Honestly, although I am an atheist myself, I'm as bothered by atheists who try to "prove" god doesn't exist as by the guy ringing my doorbell with a bible.

Assuming that religious beliefs are unalterable is just giving in to the rigidly minded sort of person who rings your doorbell and tries to sell you his or her particular set of beliefs and facts.

I can't think of it as "giving in". It's just what I believe.

My beliefs are not rigid - but they are unalterable by anyone but me.

I'm not assuming anything about anyone else's beliefs. I'm making a statement about my own. My own religious beliefs are absolutely and completely unalterable by anyone but me.

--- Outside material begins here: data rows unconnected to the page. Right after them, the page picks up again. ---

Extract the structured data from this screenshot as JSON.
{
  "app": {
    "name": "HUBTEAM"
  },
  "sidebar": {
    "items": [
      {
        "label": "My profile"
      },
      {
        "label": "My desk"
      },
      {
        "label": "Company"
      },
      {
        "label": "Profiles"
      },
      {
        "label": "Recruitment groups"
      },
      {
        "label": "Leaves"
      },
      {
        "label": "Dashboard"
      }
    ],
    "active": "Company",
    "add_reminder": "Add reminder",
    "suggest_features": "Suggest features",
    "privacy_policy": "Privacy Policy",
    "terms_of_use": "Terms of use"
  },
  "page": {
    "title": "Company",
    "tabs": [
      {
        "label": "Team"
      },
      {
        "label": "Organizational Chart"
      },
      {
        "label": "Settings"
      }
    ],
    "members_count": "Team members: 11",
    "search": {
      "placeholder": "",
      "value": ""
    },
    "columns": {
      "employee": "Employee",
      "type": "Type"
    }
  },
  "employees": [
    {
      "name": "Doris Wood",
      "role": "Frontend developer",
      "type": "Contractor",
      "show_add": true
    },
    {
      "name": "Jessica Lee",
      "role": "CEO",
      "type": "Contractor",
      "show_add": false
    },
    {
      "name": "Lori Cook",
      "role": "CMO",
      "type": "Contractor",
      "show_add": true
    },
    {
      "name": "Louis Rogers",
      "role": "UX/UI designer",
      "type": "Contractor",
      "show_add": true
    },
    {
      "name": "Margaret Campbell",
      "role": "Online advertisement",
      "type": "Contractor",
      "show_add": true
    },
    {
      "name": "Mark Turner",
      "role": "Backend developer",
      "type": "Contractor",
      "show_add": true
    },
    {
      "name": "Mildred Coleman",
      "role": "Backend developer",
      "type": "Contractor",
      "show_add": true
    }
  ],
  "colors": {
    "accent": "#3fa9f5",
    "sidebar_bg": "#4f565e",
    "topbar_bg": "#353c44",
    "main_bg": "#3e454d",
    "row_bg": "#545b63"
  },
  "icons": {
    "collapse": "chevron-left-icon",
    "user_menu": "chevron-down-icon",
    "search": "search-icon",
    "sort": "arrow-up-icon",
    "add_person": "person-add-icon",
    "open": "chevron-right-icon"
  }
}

I am so disgusted by religious salespeople, that nothing any of them could say could possibly affect what I believe. Only my own seeking and exploring, and my own heart, could do that.

I don't know if I'm explaining it well.

Thanks for your thoughts! Good stuff.

L-girl said...

Professor Zed, may I ask you how you found my blog? Just curious.

impudent strumpet said...

I wonder if evangalist types are as easily suggestible as they think the general public is?

As an aside: I just remembered that a couple years back there was this evangalist lady in the neighbourhood. She was remarkable not so much for her evangalism, but for the fact that she was a white-haired little old lady with big, thick, black, eyebrows drawn on Groucho Marx-style.